Missions · Active

Mission concept

ADAPT

Autonomous Drag-based Adaptive Planning and Targeting — a 6U CubeSat that learns in orbit to control its own trajectory using differential drag and reinforcement learning, with no onboard propellant. Funded under the 2026 UNP Mission Concept program.

ADAPT mission diagram showing three operational phases over twelve weeks: Phase 1 calibration with scripted attitude maneuvers, Phase 2 goal-oriented autonomy where ground sets goals and the spacecraft plans maneuvers, and Phase 3 full autonomy where the spacecraft plans and executes maneuvers using a learned model.
Three on-orbit phases progressing from supervised calibration to fully autonomous, propellant-free orbit control.

The problem

Small satellites today rely on ground-built atmospheric models to predict drag — but real-world drag at orbit altitude can deviate from those models by tens of percent, depending on solar weather, geometry, and the satellite’s own attitude. That mismatch makes precise, propellant-free maneuvers hard, and it forces operators to keep humans tightly in the loop.

What ADAPT does

ADAPT is a 6U CubeSat designed to learn its own drag response in orbit. Instead of using a static model uploaded from the ground, the spacecraft trains a small onboard neural network using its GPS-derived trajectory as ground truth — learning how attitude changes affect orbital evolution under the actual atmosphere it’s flying through. Once the model is good enough, the spacecraft uses it to plan attitude-driven drag maneuvers and adjust its own orbit. No thrusters required.

How it works: three phases

The mission unfolds in three escalating phases of autonomy, each a few weeks long.

  • Phase 1 — Calibration. The spacecraft executes a pre-scripted sequence of attitude maneuvers, recording how each one perturbs its orbit. This data trains the initial onboard model.
  • Phase 2 — Goal-oriented autonomy. Ground operators specify desired orbit adjustments. The onboard model decides which attitude maneuvers will achieve them, plans the sequence, and executes.
  • Phase 3 — Full autonomy. The spacecraft plans and executes drag maneuvers on its own to maintain or modify its orbit, with no ground intervention.

Technical approach

The control architecture uses reinforcement learning — specifically a teacher–student framework. A high-capacity teacher policy is trained on the ground using a high-fidelity orbital simulator (with realistic atmospheric variability, GPS noise, and sensor dropouts).
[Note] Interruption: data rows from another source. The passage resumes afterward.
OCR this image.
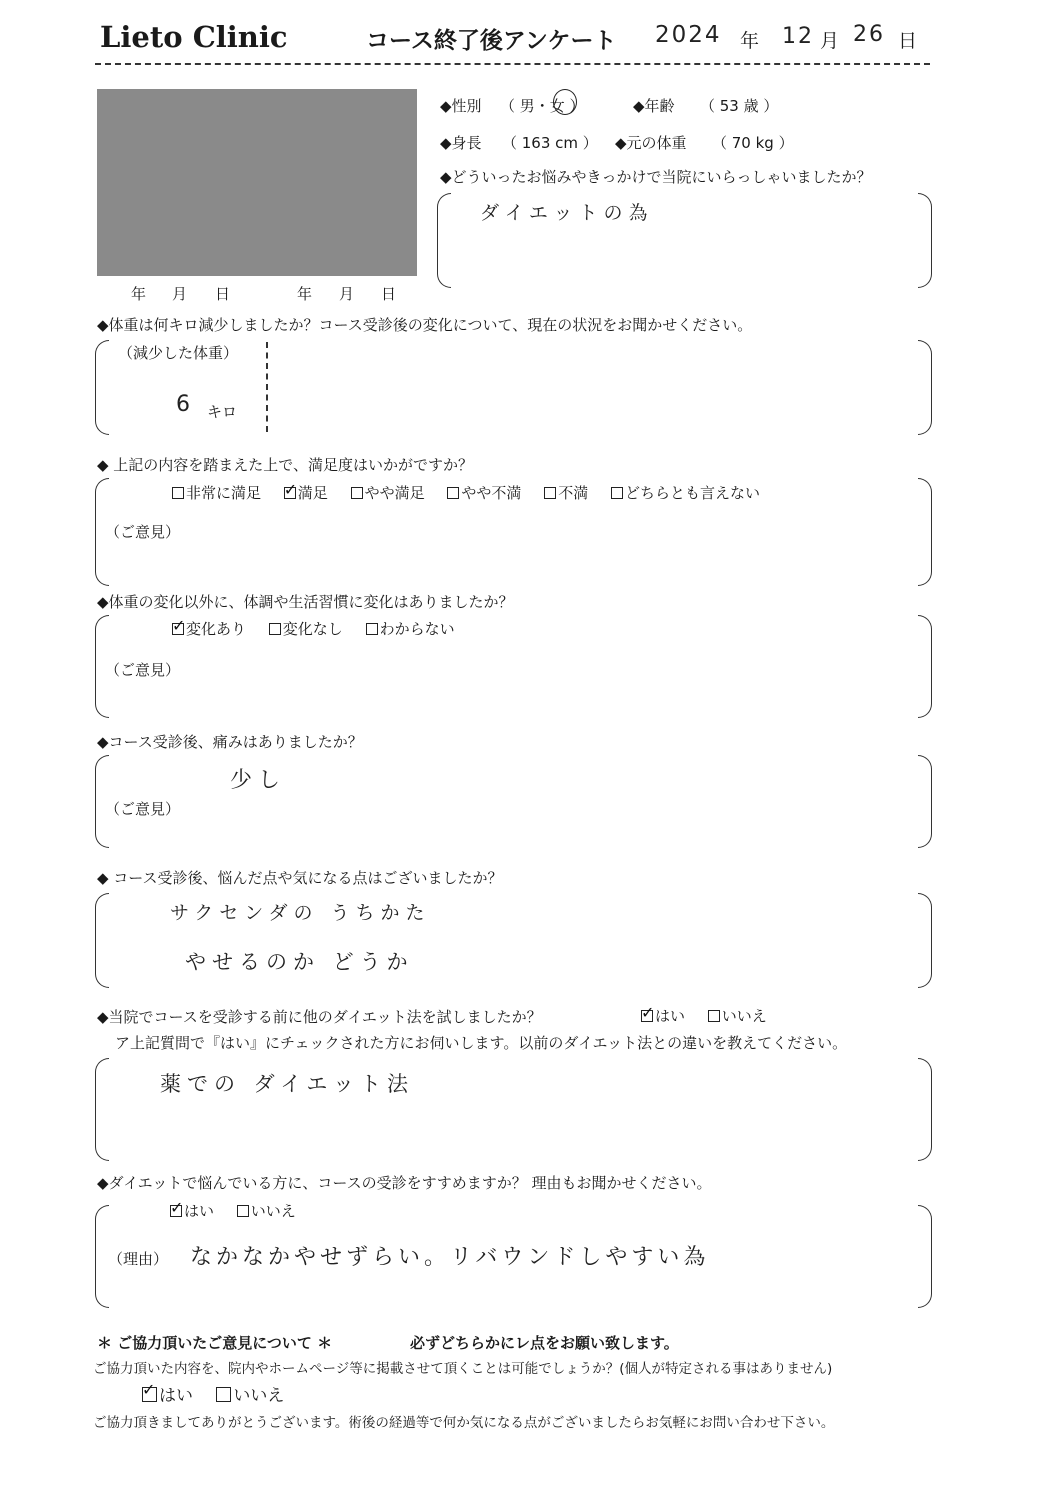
Lieto Clinic	コース終了後アンケート 2024 年 12 月 26 日
年 月 日	年 月 日
◆性別 （ 男・女 ）	◆年齢 （ 53 歳 ）
◆身長 （ 163 cm ） ◆元の体重 （ 70 kg ）
◆どういったお悩みやきっかけで当院にいらっしゃいましたか？
ダイエットの為
◆体重は何キロ減少しましたか？コース受診後の変化について、現在の状況をお聞かせください。
（減少した体重）
6 キロ
◆ 上記の内容を踏まえた上で、満足度はいかがですか？
非常に満足 ✓ 満足 やや満足 やや不満 不満 どちらとも言えない
（ご意見）
◆体重の変化以外に、体調や生活習慣に変化はありましたか？
✓変化あり 変化なし わからない
（ご意見）
◆コース受診後、痛みはありましたか？
少し
（ご意見）
◆ コース受診後、悩んだ点や気になる点はございましたか？
サクセンダの うちかた
やせるのか どうか
◆当院でコースを受診する前に他のダイエット法を試しましたか？ ✓	はい いいえ
ア上記質問で『はい』にチェックされた方にお伺いします。以前のダイエット法との違いを教えてください。
薬での ダイエット法
◆ダイエットで悩んでいる方に、コースの受診をすすめますか？ 理由もお聞かせください。
✓はい いいえ
（理由） なかなかやせずらい。リバウンドしやすい為
＊ ご協力頂いたご意見について ＊	必ずどちらかにレ点をお願い致します。
ご協力頂いた内容を、院内やホームページ等に掲載させて頂くことは可能でしょうか？(個人が特定される事はありません)
✓はい いいえ
ご協力頂きましてありがとうございます。術後の経過等で何か気になる点がございましたらお気軽にお問い合わせ下さい。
A smaller student network, derived from the teacher and sized for the flight processor, runs onboard and is fine-tuned in flight using real GPS data as training labels.

Mission Concept phase deliverables include a validated simulation environment, a hardware-in-the-loop testbed using flight-representative embedded compute, characterizations of learning convergence and prediction-error bounds under uncertainty, and safety and authority limits for the on-orbit fine-tuning loop.

Why it matters

Most on-orbit AI to date has focused on perception — classifying images, filtering data, detecting anomalies. ADAPT pushes onboard learning into the much harder domain of guidance, navigation, and control, where stability, interpretability, and safety constraints are far more demanding. The methods, safety envelopes, and validation tools developed here lay the groundwork for future autonomous constellations, responsive Earth-observation fleets, and resilient space architectures relevant to both NASA and the Department of Defense.

Team and program

ADAPT is led by Evan Jellison (Principal Investigator, Lab Coordinator) with Dr. Blagoy Rangelov as Co-PI. The work is funded under the University Nanosatellite Program (UNP) Mission Concept 2026, awarded in March 2026. The Mission Concept phase will engage roughly 10–15 students per year across simulation development, embedded software, hardware-in-the-loop testing, and mission operations.